Antisense 'proof-of-concept' study demonstrates activity of ATL1101 in psoriasis patients

Antisense Therapeutics (ASX:ANP) has produced positive results from a 'proof-of-concept' study of its second generation antisense drug ATL1101 to suppress the insulin-like growth factor-1 receptor (IGF-1R), which is under development as a cream for the topical treatment of the skin disorder psoriasis.

"We were pleased we achieved what we set out to do with the conduct of this proof-of-concept study -- and that was to make an early assessment of the drug's activity in psoriasis patients," said Antisense managing director Mark Diamond. "An important aspect is that this was achieved in a timely and cost-effective manner."

The trial was a double-blind, placebo-controlled, randomised study for patients with psoriasis. Two concentrations of ATL1101 cream were evaluated in 11 patients with mild to moderate severity of the disease. Comparisons were made against a placebo cream, and also against reference cream products that are currently marketed as prescription medications for treatment of psoriasis. The ATL1101 was applied once every two days, over a one month period.

The primary endpoint was a clinical assessment of the treated skin areas using a severity index score -- Local Plaque Severity Index (LPSI).

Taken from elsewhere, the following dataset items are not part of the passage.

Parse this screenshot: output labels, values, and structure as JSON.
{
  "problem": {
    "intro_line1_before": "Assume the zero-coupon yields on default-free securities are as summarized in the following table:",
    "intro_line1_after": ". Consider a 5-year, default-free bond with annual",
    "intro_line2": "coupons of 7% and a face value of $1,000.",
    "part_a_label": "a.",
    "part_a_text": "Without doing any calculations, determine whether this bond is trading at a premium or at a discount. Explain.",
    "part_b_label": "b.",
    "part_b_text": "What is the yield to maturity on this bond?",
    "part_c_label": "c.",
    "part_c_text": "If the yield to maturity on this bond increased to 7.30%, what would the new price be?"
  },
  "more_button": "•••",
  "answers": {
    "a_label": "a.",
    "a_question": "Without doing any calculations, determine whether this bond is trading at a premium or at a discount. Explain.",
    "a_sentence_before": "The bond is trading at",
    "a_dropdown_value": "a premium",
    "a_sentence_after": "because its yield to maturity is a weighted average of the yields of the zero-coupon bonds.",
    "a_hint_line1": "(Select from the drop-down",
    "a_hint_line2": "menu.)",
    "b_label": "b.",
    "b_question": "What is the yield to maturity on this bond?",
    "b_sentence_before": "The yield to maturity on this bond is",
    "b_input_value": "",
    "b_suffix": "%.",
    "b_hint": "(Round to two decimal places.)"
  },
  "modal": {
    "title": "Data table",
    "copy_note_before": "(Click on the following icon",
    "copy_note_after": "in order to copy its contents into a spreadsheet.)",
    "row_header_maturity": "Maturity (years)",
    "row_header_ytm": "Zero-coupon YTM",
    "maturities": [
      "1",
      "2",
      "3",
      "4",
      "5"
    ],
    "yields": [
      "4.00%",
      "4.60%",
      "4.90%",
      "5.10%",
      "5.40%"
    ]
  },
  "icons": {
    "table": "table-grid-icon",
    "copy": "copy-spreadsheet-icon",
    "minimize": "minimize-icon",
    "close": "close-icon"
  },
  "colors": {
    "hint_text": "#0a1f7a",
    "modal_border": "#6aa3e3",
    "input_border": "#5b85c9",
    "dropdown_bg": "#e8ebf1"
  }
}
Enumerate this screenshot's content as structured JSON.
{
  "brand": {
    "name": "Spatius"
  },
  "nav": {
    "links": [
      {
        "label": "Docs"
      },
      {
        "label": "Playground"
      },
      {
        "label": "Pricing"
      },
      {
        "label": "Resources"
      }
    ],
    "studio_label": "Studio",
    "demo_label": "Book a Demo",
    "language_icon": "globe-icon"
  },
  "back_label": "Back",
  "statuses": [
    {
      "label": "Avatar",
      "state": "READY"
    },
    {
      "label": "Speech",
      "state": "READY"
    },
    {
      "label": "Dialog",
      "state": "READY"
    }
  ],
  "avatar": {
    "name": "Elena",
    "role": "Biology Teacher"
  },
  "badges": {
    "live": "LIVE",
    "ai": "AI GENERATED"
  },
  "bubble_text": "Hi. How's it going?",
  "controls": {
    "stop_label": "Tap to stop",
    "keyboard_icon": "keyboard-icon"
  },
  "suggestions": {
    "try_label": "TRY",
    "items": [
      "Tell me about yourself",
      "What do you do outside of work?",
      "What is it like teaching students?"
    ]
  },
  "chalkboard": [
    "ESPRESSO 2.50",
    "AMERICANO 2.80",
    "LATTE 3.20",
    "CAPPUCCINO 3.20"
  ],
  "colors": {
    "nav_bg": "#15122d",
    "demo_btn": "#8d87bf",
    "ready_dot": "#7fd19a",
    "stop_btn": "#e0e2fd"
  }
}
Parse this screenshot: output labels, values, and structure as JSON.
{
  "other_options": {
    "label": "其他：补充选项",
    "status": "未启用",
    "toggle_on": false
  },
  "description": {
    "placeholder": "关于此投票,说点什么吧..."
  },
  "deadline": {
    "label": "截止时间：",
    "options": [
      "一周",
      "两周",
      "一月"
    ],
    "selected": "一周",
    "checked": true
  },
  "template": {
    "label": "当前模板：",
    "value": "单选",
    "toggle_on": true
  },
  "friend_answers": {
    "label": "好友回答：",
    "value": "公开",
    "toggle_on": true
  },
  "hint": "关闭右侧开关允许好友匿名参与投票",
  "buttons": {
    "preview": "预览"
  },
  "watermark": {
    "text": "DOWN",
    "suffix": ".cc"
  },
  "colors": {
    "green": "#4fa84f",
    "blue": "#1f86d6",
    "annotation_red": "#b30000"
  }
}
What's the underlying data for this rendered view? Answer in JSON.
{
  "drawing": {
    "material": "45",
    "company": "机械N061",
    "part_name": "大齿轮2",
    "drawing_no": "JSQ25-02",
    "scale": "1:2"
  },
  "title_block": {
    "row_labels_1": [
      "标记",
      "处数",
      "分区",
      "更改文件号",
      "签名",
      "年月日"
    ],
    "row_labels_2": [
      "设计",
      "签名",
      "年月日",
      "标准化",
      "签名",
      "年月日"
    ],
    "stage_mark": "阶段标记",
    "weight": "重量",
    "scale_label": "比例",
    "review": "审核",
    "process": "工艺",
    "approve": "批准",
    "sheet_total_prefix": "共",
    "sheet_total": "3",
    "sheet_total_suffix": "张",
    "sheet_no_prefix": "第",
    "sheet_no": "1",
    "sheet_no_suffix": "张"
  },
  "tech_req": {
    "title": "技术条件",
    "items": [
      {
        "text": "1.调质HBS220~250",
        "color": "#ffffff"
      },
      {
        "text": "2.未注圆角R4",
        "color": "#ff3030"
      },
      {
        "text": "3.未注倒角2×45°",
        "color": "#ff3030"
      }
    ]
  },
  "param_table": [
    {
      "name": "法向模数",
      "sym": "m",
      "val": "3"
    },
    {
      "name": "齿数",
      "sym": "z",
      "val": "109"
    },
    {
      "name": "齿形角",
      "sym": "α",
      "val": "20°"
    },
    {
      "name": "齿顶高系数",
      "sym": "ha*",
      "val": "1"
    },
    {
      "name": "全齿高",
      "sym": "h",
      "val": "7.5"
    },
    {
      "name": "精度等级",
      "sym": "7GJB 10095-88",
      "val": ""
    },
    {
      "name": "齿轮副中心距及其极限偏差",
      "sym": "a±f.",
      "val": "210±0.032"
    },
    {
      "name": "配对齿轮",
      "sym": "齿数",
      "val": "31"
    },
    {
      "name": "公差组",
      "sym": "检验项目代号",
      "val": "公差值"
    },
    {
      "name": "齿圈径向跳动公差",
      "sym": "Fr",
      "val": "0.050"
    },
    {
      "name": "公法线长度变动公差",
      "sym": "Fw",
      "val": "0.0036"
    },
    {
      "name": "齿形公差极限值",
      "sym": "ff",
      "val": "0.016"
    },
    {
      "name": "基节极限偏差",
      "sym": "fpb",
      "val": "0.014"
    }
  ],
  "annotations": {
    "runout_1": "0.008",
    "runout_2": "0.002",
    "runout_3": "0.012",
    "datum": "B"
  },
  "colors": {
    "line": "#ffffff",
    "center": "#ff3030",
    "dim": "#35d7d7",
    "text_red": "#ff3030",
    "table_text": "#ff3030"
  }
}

"We were able to show that both formulations of the 1 per cent and 10 per cent concentrations demonstrated an improvement over placebo; however, it was the 1 per cent formulation that showed a statistically significant improvement. The 10 per cent showed a trend towards an effect, though it did not reach statistical significance. The company has concluded these results demonstrate the activity of ATL1101 in psoriasis patients in this study," Diamond said.

As another primary endpoint of the study, ATL1101 was compared to two currently marketed prescription medications for the treatment of psoriasis (calcipotriol and betamethasone).

"These drugs both showed improvement versus placebo. While the ATL1101 has shown an effect in patients with psoriasis, it was less effective than the reference products in this study.

"ATL1101 is at an early stage of development, and therefore has not been as fully optimised as is the case with the reference products -- both of which have shortcomings as treatments based on their tolerance and general side-effect profiles," he said.

Antisense plans to assess, with the assistance of psoriasis researchers and other relevant experts, if ATL1101 is likely to show improved efficacy in a larger, longer-term clinical trial, or if the compound's activity may be improved through enhancement of the formulation. The company will also evaluate development opportunities for ATL1101 with relevant pharmaceutical companies.

The trial took place in Adelaide under the management of CMAX, a Division of the Institute of Drug Technology Australia Limited.